Understanding the reliability of predictions through quality grading

In [None]:
# Model Quality Summary
quality_report = results.get('quality_report', {})

print("\n" + "="*70)
print("MODEL QUALITY REPORT")
print("="*70)

print(f"\nOverall Grade: {quality_report.get('overall_grade', 'N/A')}")
print(f"Total Models: {quality_report.get('total_models', 0)}")
print(f"Regression Models: {quality_report.get('regression_models', 0)}")
print(f"Mean R²: {quality_report.get('mean_r2', 0):.3f}")

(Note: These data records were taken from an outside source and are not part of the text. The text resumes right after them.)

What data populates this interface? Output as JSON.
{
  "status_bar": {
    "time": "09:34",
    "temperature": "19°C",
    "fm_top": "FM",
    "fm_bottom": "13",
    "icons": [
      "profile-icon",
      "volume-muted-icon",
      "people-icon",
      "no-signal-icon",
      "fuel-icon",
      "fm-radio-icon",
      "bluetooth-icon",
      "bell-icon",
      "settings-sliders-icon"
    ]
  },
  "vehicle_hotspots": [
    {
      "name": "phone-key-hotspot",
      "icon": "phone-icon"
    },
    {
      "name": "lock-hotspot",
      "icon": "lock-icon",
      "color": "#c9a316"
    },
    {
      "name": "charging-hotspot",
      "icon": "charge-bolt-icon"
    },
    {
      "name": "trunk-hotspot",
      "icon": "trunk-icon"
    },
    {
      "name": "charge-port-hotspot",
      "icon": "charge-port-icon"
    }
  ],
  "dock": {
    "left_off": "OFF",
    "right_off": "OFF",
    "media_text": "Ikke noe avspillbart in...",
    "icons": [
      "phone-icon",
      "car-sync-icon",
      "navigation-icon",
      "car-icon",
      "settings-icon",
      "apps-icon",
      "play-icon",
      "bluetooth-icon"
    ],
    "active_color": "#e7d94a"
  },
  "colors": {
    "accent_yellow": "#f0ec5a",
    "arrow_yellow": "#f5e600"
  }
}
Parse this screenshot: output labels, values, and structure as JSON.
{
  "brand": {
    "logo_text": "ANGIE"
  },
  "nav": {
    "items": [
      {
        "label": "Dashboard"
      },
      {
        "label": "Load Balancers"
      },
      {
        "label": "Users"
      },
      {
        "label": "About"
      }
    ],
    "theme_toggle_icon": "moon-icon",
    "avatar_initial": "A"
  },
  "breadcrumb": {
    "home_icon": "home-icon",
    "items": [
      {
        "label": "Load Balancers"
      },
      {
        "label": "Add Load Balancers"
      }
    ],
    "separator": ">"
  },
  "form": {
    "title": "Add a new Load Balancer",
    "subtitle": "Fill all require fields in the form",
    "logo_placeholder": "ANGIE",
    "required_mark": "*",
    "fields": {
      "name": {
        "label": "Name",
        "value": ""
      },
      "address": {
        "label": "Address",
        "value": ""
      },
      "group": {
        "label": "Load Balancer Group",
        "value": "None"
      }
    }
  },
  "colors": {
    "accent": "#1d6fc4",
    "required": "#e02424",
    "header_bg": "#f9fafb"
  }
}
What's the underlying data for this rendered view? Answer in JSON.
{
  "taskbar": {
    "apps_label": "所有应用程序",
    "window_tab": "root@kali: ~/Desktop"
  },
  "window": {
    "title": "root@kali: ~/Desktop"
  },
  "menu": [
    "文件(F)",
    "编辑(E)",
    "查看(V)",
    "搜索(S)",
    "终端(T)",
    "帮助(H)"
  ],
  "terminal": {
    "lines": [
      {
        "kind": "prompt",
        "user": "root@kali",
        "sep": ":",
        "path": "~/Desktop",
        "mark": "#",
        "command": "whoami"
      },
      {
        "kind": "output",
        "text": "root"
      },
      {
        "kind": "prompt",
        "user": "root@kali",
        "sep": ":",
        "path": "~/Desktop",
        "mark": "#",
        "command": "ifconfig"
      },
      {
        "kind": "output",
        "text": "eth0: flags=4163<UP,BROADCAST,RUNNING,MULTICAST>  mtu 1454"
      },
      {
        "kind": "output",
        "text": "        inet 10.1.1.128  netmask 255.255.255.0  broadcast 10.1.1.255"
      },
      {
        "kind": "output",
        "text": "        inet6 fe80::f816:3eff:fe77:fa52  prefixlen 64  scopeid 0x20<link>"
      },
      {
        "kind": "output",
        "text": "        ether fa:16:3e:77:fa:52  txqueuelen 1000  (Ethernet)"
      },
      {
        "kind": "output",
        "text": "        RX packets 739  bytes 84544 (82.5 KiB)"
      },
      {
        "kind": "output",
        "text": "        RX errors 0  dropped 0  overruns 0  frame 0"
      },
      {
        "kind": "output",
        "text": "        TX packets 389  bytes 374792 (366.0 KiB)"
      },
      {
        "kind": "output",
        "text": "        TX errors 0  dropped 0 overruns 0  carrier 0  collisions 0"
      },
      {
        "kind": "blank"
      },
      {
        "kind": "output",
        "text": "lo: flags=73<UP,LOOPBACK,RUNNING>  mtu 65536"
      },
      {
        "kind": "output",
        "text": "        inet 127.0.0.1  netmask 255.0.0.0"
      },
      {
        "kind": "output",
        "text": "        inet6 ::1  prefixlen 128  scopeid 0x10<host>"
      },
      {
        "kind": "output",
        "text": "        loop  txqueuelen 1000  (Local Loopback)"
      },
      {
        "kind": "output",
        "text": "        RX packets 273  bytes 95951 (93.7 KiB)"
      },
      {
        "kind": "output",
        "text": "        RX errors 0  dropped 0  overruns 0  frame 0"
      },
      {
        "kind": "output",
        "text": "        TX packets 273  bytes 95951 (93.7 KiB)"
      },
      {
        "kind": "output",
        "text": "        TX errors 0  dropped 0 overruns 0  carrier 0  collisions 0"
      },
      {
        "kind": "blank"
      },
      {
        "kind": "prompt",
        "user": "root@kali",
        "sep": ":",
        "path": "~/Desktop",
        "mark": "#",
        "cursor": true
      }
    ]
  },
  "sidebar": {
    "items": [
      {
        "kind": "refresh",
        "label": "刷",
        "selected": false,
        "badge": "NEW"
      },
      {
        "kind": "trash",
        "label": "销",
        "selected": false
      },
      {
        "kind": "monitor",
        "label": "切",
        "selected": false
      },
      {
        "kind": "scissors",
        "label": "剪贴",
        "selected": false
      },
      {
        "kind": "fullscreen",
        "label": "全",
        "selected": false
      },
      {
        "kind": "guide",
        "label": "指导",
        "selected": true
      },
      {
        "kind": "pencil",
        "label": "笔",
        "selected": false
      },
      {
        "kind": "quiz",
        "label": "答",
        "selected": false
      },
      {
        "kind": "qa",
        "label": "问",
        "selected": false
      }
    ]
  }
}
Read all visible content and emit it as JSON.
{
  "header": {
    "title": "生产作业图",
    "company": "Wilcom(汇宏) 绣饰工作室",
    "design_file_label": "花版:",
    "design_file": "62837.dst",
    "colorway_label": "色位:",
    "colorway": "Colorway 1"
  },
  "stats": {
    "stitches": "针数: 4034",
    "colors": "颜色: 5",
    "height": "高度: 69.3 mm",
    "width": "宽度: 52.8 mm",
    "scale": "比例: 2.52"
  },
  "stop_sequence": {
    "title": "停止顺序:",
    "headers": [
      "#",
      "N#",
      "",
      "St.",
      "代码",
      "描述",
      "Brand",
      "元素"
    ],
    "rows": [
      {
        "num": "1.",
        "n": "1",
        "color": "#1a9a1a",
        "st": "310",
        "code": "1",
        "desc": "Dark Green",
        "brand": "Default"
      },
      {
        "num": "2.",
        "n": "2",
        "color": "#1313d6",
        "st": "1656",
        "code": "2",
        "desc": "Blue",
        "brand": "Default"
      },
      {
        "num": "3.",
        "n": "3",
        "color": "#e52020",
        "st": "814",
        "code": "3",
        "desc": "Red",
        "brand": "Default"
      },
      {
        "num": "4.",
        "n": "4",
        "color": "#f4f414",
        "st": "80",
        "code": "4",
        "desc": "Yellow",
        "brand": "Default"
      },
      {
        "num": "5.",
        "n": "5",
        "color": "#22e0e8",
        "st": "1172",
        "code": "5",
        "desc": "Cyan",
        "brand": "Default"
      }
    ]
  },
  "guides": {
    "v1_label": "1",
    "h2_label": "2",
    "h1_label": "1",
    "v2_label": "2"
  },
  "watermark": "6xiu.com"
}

if 'grade_distribution' in quality_report:
    print(f"\nGrade Distribution:")
    for grade in ['A', 'B', 'C', 'D', 'F']:
        count = quality_report['grade_distribution'].get(grade, 0)
        if count > 0:
            print(f"  Grade {grade}: {count} models")

# Best intervention quality
best = results['best_intervention']
if 'quality' in best:
    quality = best['quality']
    print(f"\n{'-'*70}")
    print("Best Intervention Quality:")
    print(f"  Path: {quality.get('path', 'N/A')}")
    print(f"  Overall Grade: {quality.get('quality_grade', 'N/A')}")
    print(f"  Geometric Mean Quality: {quality.get('quality_score_geom_mean', 0):.3f}")
    print(f"  Weakest Link: {quality.get('weakest_link', {}).get('node', 'N/A')} "
          f"(Grade: {quality.get('weakest_link', {}).get('grade', 'N/A')})")
    
    if quality.get('warnings'):
        print(f"\n  ⚠️  Warnings:")
        for warning in quality['warnings'][:3]:
            print(f"    - {warning}")
print("="*70)

## 8. Business Interpretation

### Key Insights:

1. **Primary Levers**: The analysis identifies which operational variables have the strongest causal impact on sales
2. **Confidence Levels**: High confidence scores indicate reliable predictions based on strong model quality
3. **Uncertainty**: Confidence intervals account for model uncertainty through Monte Carlo simulation
4. **Feasibility**: Interventions are validated for out-of-distribution detection and practical constraints

### Recommended Actions:

Based on the best intervention identified:
- Implement the recommended changes gradually
- Monitor actual vs. predicted outcomes
- Consider multi-node interventions for robust improvements
- Focus on high-quality causal paths for maximum reliability

## Summary

This notebook demonstrated:
- ✅ Loading and preparing retail data
- ✅ Defining causal graph structure
- ✅ Training causal models with HT
- ✅ Finding optimal interventions with uncertainty quantification
- ✅ Analyzing causal paths and model quality
- ✅ Interpreting results for business decisions